Here's a translation aggregator app I've been working on. It basically works like ATLAS, with support for using a number of website translators and ATLAS simultaneously. It was designed to replace ATLAS's interface as well as add support for getting translations from a few additional sources. Currently, it has support for getting translations from Atlas V13 or V14 (Don't need to have Atlas running), Google, Honyaku, Babel Fish, FreeTranslations.com, Excite, OCN, a word-by-word breakdown from WWWJDIC, MeCab, which converts Kanji to Katakana, and its own built-in Japanese parser (Requires edict2 (Or edict) in the dictionaries directory, supports multiple dictionaries in there at once. Does not support jmdict). I picked websites based primarily on what I use and how easy it was to figure out their translation request format. I'm open to adding more, but some of the other sites (Like Word Lingo) seem to go to some effort to make this difficult.
It now also includes the ability to inject a dll into Japanese apps that will translate their menus and dialogs using the ATLAS module (Requires you have ATLAS installed, of course). Note that if you launch a program from the interface, it will be launched using Japanese regional settings and the dll will be automatically injected. The option to translate all in-game text tries to do just that: Translate all text in a game, on screen. It has a pretty low compatibility, and is not AGTH compatible. Needs a lot of work, still. My menu translation code is much further along.
The interface is pretty simple, much like ATLAS: Just paste text into the upper left window, and either press the double arrow button to run it through all translators, or press the arrow buttons for individual translation apps. It will only run one query through one algorithm at a time, so if a window is busy when you tell it to translate something, it'll queue it up if it's a remote request, or stop and rerun it for local algorithms. If you have clipboard monitoring enabled (Master button disables it altogether), it'll run any clipboard text with Japanese characters copied from any other app through all translators with clipboard monitoring enabled. I won't automatically submit text with over 500 characters to any of the translation websites, so you can skip forward in agth without flooding servers, in theory. I still don't recommend automatic clipboard translations for the website translators, however.

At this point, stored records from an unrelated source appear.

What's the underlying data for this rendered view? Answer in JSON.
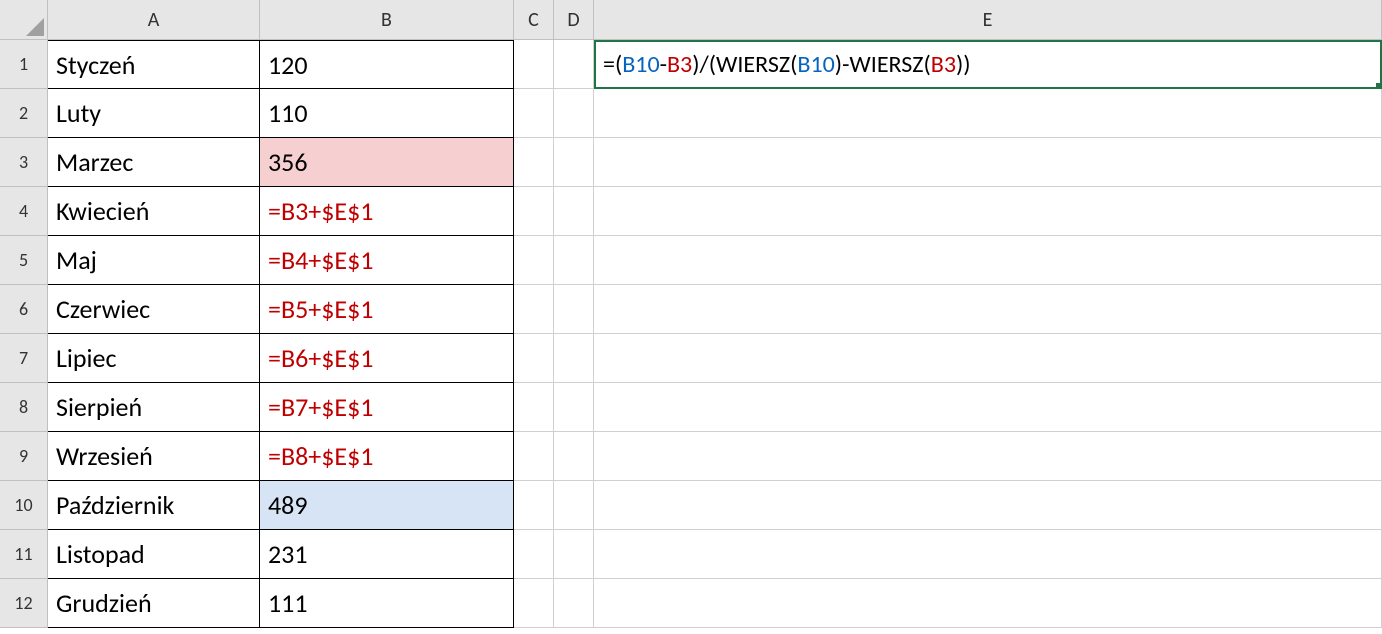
{
  "columns": [
    "A",
    "B",
    "C",
    "D",
    "E"
  ],
  "rowNumbers": [
    "1",
    "2",
    "3",
    "4",
    "5",
    "6",
    "7",
    "8",
    "9",
    "10",
    "11",
    "12"
  ],
  "rows": [
    {
      "A": "Styczeń",
      "B": "120",
      "bClass": ""
    },
    {
      "A": "Luty",
      "B": "110",
      "bClass": ""
    },
    {
      "A": "Marzec",
      "B": "356",
      "bClass": "highlight-red"
    },
    {
      "A": "Kwiecień",
      "B": "=B3+$E$1",
      "bClass": "red-formula"
    },
    {
      "A": "Maj",
      "B": "=B4+$E$1",
      "bClass": "red-formula"
    },
    {
      "A": "Czerwiec",
      "B": "=B5+$E$1",
      "bClass": "red-formula"
    },
    {
      "A": "Lipiec",
      "B": "=B6+$E$1",
      "bClass": "red-formula"
    },
    {
      "A": "Sierpień",
      "B": "=B7+$E$1",
      "bClass": "red-formula"
    },
    {
      "A": "Wrzesień",
      "B": "=B8+$E$1",
      "bClass": "red-formula"
    },
    {
      "A": "Październik",
      "B": "489",
      "bClass": "highlight-blue"
    },
    {
      "A": "Listopad",
      "B": "231",
      "bClass": ""
    },
    {
      "A": "Grudzień",
      "B": "111",
      "bClass": ""
    }
  ],
  "formulaE1": {
    "segments": [
      {
        "text": "=(",
        "cls": "c-black"
      },
      {
        "text": "B10",
        "cls": "c-blue"
      },
      {
        "text": "-",
        "cls": "c-black"
      },
      {
        "text": "B3",
        "cls": "c-red"
      },
      {
        "text": ")/(WIERSZ(",
        "cls": "c-black"
      },
      {
        "text": "B10",
        "cls": "c-blue"
      },
      {
        "text": ")-WIERSZ(",
        "cls": "c-black"
      },
      {
        "text": "B3",
        "cls": "c-red"
      },
      {
        "text": "))",
        "cls": "c-black"
      }
    ]
  }
}
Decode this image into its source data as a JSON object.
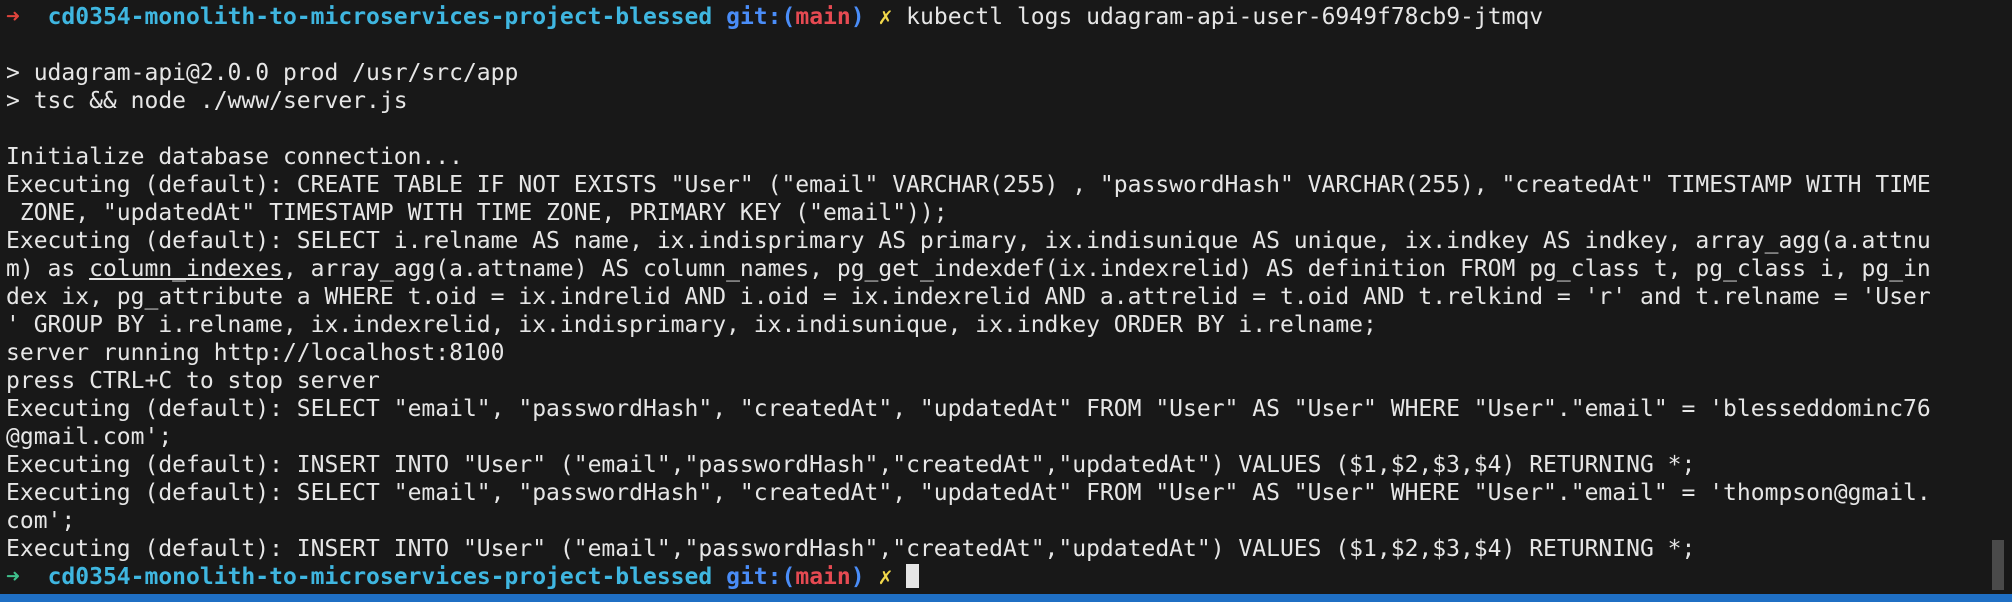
{
  "prompt": {
    "arrow": "➜",
    "directory": "cd0354-monolith-to-microservices-project-blessed",
    "git_label": "git:(",
    "branch": "main",
    "git_close": ")",
    "dirty_mark": "✗"
  },
  "command": "kubectl logs udagram-api-user-6949f78cb9-jtmqv",
  "output": {
    "l1": "> udagram-api@2.0.0 prod /usr/src/app",
    "l2": "> tsc && node ./www/server.js",
    "l3": "Initialize database connection...",
    "l4": "Executing (default): CREATE TABLE IF NOT EXISTS \"User\" (\"email\" VARCHAR(255) , \"passwordHash\" VARCHAR(255), \"createdAt\" TIMESTAMP WITH TIME",
    "l5": " ZONE, \"updatedAt\" TIMESTAMP WITH TIME ZONE, PRIMARY KEY (\"email\"));",
    "l6": "Executing (default): SELECT i.relname AS name, ix.indisprimary AS primary, ix.indisunique AS unique, ix.indkey AS indkey, array_agg(a.attnu",
    "l7a": "m) as ",
    "l7b": "column_indexes",
    "l7c": ", array_agg(a.attname) AS column_names, pg_get_indexdef(ix.indexrelid) AS definition FROM pg_class t, pg_class i, pg_in",
    "l8": "dex ix, pg_attribute a WHERE t.oid = ix.indrelid AND i.oid = ix.indexrelid AND a.attrelid = t.oid AND t.relkind = 'r' and t.relname = 'User",
    "l9": "' GROUP BY i.relname, ix.indexrelid, ix.indisprimary, ix.indisunique, ix.indkey ORDER BY i.relname;",
    "l10": "server running http://localhost:8100",
    "l11": "press CTRL+C to stop server",
    "l12": "Executing (default): SELECT \"email\", \"passwordHash\", \"createdAt\", \"updatedAt\" FROM \"User\" AS \"User\" WHERE \"User\".\"email\" = 'blesseddominc76",
    "l13": "@gmail.com';",
    "l14": "Executing (default): INSERT INTO \"User\" (\"email\",\"passwordHash\",\"createdAt\",\"updatedAt\") VALUES ($1,$2,$3,$4) RETURNING *;",
    "l15": "Executing (default): SELECT \"email\", \"passwordHash\", \"createdAt\", \"updatedAt\" FROM \"User\" AS \"User\" WHERE \"User\".\"email\" = 'thompson@gmail.",
    "l16": "com';",
    "l17": "Executing (default): INSERT INTO \"User\" (\"email\",\"passwordHash\",\"createdAt\",\"updatedAt\") VALUES ($1,$2,$3,$4) RETURNING *;"
  },
  "colors": {
    "background": "#181818",
    "text": "#e6e6e6",
    "error_arrow": "#e0443c",
    "ok_arrow": "#3fc08c",
    "directory": "#3fb6e0",
    "git": "#4a8df8",
    "branch": "#e64a52",
    "dirty": "#f2d84a",
    "status_bar": "#1f6fc4"
  }
}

To assign a hotkey to the current window layout, press shift-alt-#. Press alt-# to restore the layout. Bound hotkeys will automatically include the current transparency, window frame, and toobar states. If you don't want a bound hotkey to affect one or more of those states, then you can remove the first 1 to 3 entries in the associated line in the ini file. Only modify the ini yourself when the program isn't running. All other values in those lines are mandatory.
MeCab is a free program that separates words and gives their pronunciation and part of speech. I use it to get the information needed to parse words and display furigana. If you have MeCab installed but I report I'm having trouble initializing it, you can try copying libmecab.dll to the same directory as this program. Do not install MeCab using a UTF16 dictionary. Tell MeCab to use the UTF8, Shift-JIS, or EUC-JP formats.
Source is attached below. Feel free to use it for any non-commercial purpose.
Changelog:
0.2.9
* Added DCBS hack. May fix some games that display gibberish when region is not set to Japan even when using applocale. May make it do more in a future release, currently just overrides GetOEMCP and IsDBCSLeadByte/IsDBCSLeadByteEx. Disabled by default.
* Fixed bug where translate highlighted text option would erase untranslated text window.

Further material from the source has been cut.